The paper describes the behavior in careful terms — "early signs" of generalization, "initial demonstrations" of new capabilities. Physical Intelligence has been restrained about commercial timelines throughout its two-year existence, declining to speculate on when a system built on these findings might be deployed in a real environment. The company has raised over $1 billion to date, was most recently valued at $5.6 billion, and is currently in discussions for a new funding round that would value it at roughly $11 billion, according to Bloomberg via TechCrunch.
π0.7 also showed what researchers call cross-embodiment transfer: the ability to apply knowledge across different robot bodies. When they tasked the model with controlling a bimanual UR5e industrial robot to fold laundry, despite having no training data for that specific robot performing that specific task, it succeeded. The physical motion of folding a t-shirt on a large industrial arm differs significantly from the smaller robot the data was collected on. The success rate matched what expert human teleoperators — workers with an average of 375 hours of direct robot control experience — achieved when attempting the same cross-embodiment transfer for the first time.
Levine draws a parallel to GPT-2, the language model that surprised the AI community in 2019 by generating a story about unicorns in the Andes — a combination no one had explicitly taught it. "Where the heck did it learn about unicorns in Peru?" he says. "That's such a weird combination. And I think that seeing that in robotics is really special."
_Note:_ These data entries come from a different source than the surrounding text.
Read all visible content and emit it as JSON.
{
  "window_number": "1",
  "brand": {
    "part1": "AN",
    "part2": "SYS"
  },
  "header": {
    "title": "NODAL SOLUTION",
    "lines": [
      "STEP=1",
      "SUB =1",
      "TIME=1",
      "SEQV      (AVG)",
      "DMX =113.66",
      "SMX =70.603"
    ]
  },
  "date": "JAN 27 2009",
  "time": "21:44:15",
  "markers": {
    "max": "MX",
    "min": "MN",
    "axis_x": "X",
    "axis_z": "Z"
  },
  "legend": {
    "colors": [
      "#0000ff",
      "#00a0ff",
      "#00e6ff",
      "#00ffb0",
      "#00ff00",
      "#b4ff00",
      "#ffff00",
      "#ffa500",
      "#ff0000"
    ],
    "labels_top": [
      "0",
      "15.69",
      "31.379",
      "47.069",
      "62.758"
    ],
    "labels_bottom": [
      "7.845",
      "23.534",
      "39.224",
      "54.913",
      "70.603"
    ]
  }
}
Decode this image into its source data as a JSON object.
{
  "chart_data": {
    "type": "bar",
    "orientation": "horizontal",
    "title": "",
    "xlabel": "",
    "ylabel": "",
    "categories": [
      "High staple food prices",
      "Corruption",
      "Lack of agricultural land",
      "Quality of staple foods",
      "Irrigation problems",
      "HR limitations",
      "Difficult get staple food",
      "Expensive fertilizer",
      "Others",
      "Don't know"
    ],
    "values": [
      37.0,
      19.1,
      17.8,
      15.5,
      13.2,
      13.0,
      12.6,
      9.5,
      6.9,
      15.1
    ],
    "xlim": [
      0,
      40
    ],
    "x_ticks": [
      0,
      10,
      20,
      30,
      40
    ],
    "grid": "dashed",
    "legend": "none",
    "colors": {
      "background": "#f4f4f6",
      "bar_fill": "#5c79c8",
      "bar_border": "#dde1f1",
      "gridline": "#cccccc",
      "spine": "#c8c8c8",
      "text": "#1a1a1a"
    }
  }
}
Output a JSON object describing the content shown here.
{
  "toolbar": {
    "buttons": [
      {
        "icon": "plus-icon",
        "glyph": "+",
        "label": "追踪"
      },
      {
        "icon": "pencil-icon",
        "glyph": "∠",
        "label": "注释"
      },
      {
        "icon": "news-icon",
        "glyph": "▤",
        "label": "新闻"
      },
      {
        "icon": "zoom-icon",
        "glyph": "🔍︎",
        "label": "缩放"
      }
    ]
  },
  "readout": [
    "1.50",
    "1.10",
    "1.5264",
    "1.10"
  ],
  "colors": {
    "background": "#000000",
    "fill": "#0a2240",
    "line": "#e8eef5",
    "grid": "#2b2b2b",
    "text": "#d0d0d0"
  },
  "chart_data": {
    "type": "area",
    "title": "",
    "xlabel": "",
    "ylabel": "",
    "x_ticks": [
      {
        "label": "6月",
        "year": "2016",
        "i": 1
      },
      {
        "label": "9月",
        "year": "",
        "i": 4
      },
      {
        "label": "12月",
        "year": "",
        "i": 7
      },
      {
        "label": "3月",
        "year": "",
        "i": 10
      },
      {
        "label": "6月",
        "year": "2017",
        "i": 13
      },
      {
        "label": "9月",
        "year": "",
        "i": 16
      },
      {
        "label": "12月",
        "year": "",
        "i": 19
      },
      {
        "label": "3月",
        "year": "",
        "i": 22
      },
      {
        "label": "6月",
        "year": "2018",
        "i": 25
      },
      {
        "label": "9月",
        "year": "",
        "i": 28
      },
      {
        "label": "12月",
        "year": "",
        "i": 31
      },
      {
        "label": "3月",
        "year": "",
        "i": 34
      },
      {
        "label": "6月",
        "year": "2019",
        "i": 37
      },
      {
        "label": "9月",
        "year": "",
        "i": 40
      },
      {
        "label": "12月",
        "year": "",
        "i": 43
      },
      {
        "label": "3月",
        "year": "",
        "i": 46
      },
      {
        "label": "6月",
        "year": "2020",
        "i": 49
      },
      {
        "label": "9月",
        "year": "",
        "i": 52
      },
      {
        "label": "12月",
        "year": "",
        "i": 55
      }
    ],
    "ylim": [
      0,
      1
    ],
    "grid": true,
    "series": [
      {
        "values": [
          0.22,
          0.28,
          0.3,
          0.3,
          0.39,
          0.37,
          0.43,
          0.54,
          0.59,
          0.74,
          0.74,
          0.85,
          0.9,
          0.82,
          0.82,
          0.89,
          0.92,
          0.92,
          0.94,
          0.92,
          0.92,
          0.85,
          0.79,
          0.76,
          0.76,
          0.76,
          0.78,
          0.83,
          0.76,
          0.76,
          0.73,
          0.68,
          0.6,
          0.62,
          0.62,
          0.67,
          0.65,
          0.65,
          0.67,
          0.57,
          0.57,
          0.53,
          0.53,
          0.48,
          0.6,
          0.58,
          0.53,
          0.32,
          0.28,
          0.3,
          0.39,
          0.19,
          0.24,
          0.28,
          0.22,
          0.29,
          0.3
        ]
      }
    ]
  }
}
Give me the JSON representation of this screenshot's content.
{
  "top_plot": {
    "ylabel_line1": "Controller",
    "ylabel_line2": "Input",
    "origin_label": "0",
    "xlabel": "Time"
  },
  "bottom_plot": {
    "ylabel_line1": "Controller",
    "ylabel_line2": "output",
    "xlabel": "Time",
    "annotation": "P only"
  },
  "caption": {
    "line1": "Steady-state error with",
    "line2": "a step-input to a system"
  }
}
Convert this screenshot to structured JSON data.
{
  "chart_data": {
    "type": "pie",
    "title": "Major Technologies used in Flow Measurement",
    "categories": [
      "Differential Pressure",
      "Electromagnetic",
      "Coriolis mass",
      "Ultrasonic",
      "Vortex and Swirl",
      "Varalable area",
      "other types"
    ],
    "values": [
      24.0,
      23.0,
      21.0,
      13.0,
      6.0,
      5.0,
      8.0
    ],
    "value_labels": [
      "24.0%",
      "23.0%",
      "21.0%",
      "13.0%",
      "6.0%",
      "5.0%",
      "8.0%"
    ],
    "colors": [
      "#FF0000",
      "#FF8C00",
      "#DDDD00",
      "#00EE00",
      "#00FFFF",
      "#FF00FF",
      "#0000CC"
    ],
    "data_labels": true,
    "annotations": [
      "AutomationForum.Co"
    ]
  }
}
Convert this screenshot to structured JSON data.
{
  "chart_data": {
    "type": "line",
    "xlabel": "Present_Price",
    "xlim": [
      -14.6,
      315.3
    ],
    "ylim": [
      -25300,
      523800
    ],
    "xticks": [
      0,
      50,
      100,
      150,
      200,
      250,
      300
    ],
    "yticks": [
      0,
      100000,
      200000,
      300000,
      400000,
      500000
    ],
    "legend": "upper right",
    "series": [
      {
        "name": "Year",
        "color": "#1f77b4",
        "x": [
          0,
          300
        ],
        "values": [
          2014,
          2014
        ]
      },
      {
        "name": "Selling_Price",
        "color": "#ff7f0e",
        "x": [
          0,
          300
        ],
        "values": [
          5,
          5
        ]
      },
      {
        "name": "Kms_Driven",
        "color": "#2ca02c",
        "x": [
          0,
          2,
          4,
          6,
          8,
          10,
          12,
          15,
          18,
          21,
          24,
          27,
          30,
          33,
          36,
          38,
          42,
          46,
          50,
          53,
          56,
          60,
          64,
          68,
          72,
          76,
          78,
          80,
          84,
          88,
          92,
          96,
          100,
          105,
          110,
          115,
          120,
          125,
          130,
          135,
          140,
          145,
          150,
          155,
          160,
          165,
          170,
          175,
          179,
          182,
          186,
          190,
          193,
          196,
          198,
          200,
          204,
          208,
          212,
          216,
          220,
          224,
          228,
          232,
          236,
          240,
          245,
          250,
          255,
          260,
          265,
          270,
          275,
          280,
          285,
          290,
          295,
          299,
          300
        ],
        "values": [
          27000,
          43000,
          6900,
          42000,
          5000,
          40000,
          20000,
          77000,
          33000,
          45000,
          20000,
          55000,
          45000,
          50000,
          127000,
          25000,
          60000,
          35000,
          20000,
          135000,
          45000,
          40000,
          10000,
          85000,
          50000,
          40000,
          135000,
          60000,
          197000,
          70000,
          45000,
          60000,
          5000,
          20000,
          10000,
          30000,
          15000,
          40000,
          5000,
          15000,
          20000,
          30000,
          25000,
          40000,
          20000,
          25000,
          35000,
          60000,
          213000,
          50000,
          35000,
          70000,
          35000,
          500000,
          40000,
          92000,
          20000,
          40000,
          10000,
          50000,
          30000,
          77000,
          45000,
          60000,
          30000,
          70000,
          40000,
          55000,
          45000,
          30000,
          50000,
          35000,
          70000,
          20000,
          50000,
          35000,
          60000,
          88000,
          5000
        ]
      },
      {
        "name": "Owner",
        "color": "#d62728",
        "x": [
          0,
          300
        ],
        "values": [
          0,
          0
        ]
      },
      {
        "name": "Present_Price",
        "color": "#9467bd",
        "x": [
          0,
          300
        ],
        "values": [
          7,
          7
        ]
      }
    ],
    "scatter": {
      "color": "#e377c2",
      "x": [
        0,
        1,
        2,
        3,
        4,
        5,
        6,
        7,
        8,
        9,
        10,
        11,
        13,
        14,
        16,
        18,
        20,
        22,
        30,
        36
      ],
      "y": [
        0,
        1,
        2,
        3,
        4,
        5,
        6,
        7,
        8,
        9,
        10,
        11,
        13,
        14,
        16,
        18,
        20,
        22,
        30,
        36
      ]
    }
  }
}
Critics will note an asymmetry that Levine leaves unaddressed: language models had the entire internet to learn from. Robots do not. No amount of clever prompting fully closes that gap. Standardized benchmarks for robotics do not really exist, which makes external validation of these claims difficult. Physical Intelligence measured π0.7 against its own previous specialist models — not against any independent standard.
"The criticism that can always be leveled at any robotic generalization demo is that the tasks are kind of boring," Levine says. "The robot is not doing a backflip." He argues that the distinction between an impressive demo and a system that actually generalizes is precisely the point. Generalization, he suggests, will always look less dramatic than a choreographed stunt — but it is considerably more useful.
The useful question may no longer be whether a generalist robot brain can generalize. It may be who gets to teach it.